The deal highlights the accelerating race to bring generative AI into the enterprise stack, as companies anticipate rising demand for AI tools that can tap into corporate data securely.
Agent Bricks enables organizations to build AI apps and agents on top of their enterprise data using a range of AI models. OpenAI’s latest models are now part of that offering — accessible in SQL or via API — with GPT-5 being offered as a flagship model for Databricks customers.
The news follows nearly two months after Databricks added OpenAI’s open-weight models, gpt-oss 20B and gpt-oss 120B, to the platform. Agent Bricks can now evaluate how accurately the different models perform on specific tasks and fine-tune them accordingly to deliver more customized results.
“Our partnership with Databricks brings our most advanced models to where secure enterprise data already lives, making it easier for businesses to experiment, deploy, and scale AI agents with real impact,” Brad Lightcap, chief operating officer of OpenAI, said in a statement.
With this deal, Databricks is betting that enterprise customers will adopt OpenAI’s models at scale.
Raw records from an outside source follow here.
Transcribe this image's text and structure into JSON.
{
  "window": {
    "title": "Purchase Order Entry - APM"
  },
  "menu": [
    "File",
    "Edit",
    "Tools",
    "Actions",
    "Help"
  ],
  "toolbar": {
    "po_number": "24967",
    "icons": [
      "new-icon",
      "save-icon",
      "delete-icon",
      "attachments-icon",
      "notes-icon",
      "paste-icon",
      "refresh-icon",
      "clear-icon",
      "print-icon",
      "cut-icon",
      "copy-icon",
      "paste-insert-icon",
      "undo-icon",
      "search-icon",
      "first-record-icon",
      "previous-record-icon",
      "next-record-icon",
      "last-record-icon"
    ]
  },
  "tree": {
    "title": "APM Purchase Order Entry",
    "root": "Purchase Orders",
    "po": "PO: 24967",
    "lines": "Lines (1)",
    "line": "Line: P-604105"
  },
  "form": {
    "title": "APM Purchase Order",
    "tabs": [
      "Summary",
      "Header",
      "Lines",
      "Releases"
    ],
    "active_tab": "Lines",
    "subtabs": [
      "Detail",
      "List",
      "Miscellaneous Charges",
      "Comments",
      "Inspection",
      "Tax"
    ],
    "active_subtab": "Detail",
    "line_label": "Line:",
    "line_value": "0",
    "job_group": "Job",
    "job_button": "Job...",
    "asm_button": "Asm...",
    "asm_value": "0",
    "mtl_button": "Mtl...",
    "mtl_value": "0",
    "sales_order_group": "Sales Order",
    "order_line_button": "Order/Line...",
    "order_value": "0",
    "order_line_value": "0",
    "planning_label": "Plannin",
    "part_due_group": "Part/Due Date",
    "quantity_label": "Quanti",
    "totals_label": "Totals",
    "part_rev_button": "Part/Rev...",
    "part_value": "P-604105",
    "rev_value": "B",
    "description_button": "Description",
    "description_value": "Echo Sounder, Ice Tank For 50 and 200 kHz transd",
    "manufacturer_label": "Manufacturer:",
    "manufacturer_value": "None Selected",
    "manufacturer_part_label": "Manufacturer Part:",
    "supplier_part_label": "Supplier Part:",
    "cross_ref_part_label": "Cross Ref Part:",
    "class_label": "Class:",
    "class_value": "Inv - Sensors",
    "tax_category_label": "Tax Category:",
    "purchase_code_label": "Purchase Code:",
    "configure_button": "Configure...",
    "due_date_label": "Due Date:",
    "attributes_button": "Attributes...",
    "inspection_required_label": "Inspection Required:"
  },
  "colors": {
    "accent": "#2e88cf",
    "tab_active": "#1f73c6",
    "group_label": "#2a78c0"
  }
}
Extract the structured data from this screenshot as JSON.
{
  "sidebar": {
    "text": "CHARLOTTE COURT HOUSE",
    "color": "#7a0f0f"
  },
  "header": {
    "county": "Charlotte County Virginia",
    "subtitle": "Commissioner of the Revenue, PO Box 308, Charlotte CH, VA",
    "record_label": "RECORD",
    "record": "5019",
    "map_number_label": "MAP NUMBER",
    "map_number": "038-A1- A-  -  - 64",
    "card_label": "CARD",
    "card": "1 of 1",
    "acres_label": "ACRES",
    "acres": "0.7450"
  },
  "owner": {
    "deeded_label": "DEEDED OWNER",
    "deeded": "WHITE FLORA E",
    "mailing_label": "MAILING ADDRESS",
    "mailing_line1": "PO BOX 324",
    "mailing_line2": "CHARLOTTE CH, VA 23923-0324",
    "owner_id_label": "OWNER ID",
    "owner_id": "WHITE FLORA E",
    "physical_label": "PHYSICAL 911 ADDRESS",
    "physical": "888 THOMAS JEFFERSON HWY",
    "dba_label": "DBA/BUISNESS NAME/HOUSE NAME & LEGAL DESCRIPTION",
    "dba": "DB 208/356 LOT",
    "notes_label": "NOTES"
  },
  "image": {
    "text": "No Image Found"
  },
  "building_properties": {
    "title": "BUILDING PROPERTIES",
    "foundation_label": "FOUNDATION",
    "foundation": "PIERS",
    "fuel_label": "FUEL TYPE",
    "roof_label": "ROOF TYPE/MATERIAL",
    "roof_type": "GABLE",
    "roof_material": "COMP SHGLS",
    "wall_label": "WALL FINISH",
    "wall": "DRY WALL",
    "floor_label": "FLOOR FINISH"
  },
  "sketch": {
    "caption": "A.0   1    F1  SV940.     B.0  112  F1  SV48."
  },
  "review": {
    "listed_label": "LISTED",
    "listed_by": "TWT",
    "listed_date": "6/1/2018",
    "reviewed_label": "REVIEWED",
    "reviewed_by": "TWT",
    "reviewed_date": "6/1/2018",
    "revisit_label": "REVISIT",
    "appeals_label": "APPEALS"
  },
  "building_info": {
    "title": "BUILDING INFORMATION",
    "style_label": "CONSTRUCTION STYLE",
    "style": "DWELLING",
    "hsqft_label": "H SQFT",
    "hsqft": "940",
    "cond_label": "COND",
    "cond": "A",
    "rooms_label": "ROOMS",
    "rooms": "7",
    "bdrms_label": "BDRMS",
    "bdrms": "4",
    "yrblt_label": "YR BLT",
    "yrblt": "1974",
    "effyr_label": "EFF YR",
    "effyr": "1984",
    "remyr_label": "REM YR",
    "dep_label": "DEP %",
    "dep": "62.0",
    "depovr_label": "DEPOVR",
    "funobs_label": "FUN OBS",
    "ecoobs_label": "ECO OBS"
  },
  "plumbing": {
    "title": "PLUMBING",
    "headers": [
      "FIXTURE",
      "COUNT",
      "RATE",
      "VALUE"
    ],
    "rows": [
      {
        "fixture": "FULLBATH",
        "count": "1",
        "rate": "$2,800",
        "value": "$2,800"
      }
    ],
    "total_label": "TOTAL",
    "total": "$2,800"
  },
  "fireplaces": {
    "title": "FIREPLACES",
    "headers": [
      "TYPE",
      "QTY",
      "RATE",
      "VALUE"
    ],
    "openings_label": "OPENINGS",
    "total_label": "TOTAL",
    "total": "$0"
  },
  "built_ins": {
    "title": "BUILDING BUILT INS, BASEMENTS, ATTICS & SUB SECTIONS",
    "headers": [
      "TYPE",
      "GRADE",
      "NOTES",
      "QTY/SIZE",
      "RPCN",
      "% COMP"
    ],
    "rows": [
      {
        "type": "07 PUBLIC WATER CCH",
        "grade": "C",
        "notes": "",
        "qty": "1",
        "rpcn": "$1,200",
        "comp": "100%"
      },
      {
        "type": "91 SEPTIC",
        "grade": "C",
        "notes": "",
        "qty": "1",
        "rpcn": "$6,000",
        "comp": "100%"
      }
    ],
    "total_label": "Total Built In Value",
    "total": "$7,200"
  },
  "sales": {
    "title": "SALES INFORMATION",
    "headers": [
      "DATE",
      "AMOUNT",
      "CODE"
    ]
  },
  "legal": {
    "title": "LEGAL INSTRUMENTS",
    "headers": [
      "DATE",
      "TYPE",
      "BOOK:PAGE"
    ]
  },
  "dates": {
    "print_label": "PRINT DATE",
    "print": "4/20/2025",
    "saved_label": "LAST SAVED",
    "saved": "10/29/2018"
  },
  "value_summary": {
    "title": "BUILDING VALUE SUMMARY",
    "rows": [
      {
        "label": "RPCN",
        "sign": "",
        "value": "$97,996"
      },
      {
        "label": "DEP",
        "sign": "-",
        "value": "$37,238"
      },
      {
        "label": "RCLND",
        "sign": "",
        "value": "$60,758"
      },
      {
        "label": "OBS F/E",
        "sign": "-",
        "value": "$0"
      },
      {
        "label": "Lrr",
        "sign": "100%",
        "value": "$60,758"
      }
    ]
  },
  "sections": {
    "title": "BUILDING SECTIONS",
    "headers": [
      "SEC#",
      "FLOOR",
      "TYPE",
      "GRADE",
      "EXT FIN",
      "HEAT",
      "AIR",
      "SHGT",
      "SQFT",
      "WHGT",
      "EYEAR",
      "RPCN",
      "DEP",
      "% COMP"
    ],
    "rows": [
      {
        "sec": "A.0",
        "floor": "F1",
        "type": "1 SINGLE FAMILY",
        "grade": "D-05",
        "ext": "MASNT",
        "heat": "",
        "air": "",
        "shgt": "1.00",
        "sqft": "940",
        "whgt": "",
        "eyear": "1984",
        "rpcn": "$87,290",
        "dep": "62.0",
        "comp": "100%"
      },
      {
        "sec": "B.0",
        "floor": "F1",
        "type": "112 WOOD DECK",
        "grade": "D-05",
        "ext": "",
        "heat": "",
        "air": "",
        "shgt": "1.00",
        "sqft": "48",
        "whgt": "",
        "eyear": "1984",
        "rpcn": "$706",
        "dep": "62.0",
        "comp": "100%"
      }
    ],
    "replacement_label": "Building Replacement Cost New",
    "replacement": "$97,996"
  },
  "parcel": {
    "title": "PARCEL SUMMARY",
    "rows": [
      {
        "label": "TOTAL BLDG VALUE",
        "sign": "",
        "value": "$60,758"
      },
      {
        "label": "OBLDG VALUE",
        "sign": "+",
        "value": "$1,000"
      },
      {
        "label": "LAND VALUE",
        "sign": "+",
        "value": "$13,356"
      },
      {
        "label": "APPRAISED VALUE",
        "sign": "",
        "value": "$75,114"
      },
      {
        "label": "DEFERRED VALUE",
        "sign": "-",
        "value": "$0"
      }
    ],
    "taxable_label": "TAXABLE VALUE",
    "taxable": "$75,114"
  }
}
Under the terms of the agreement, the company is committed to paying a minimum of $100 million to OpenAI, regardless of whether the models generate that amount in revenue over the course of the deal.
Neither company disclosed the exact duration of the agreement. If revenue exceeds $100 million, OpenAI will earn more, but if it falls short, Databricks will still pay the full amount. For Databricks, that presents potential downside risk; for OpenAI, it provides predictable income at a time when the company is rapidly building out additional data centers.
The deal mirrors the one Databricks struck with Anthropic earlier this year, which set a revenue target of $100 million over five years.
A Databricks spokesperson told TechCrunch that the company has already seen overwhelming demand from customers — including Mastercard — for native access to OpenAI’s models on the platform.